Electricity from renewable sources is becoming a mainstream option in the Asia-Pacific for many reasons, ranging from a tremendous growth in energy demand to concerns about energy security, improvements in renewable technologies, and efforts to limit pollution. Although this trend presents opportunities for economic growth, in this fast-moving sector developing and maintaining an internationally competitive domestic industry will require a strong capacity for innovation.

POLICY IMPLICATIONS
  • Successful innovations and market changes are converging in ways that both enhance the economic and environmental benefits of integrating renewables into the grid while lowering the costs of doing so. Moreover, it is now widely expected that solar photovoltaic projects and onshore wind projects will be competitive with fossil-fuel power around the globe by 2016, making the sector increasingly competitive with other traditional fuel sources.
  • Efforts to seize the benefits of this growing sector can be assisted by building a market for renewables, which can be done through a mix of support for renewables demand, such as through mandates or feed-in-tariffs, and through promoting fossil-fuel subsidy reform or internalizing the cost of pollution damage in fossil-fuel prices.

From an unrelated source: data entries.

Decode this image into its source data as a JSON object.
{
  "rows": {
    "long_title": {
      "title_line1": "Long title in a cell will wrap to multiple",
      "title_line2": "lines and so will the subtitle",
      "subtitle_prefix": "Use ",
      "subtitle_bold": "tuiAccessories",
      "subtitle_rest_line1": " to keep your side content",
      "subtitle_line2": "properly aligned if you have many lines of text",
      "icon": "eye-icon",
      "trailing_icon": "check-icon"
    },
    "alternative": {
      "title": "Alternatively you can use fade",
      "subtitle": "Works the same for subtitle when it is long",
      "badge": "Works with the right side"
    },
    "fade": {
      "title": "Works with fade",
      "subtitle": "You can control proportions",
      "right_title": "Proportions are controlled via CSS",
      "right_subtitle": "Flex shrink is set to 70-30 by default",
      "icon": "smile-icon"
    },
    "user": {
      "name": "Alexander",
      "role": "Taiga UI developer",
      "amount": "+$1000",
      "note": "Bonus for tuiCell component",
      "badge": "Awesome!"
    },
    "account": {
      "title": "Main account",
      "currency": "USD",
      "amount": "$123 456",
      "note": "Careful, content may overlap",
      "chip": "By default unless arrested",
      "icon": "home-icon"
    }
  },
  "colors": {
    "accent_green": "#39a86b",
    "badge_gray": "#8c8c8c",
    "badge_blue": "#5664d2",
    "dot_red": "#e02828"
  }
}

  • For those seeking to maximize potential gains from entering the renewables sector, even if a country can create a very large domestic market, international markets are still larger. Thus, building an internationally competitive sector is crucial to making the most of economic opportunities.
  • Policymakers should focus on developing a renewables industry through building innovative capacity in the segments of the value chain they can compete for rather than through supporting local-content requirements and other infant industry protections. The latter risk creating a domestic sector that cannot compete for the international market and may keep domestic costs high. Building innovative capacity requires creating a healthy innovation system that improves the innovators’ chances of success. That system should do the following: create and share new knowledge, build competence, create collaborative networks, develop infrastructure, provide finance, establish governance and regulatory frameworks, and create markets.

Letha Tawney is a Senior Associate at The World Resources Institute and works on innovation-led economic development in clean technologies.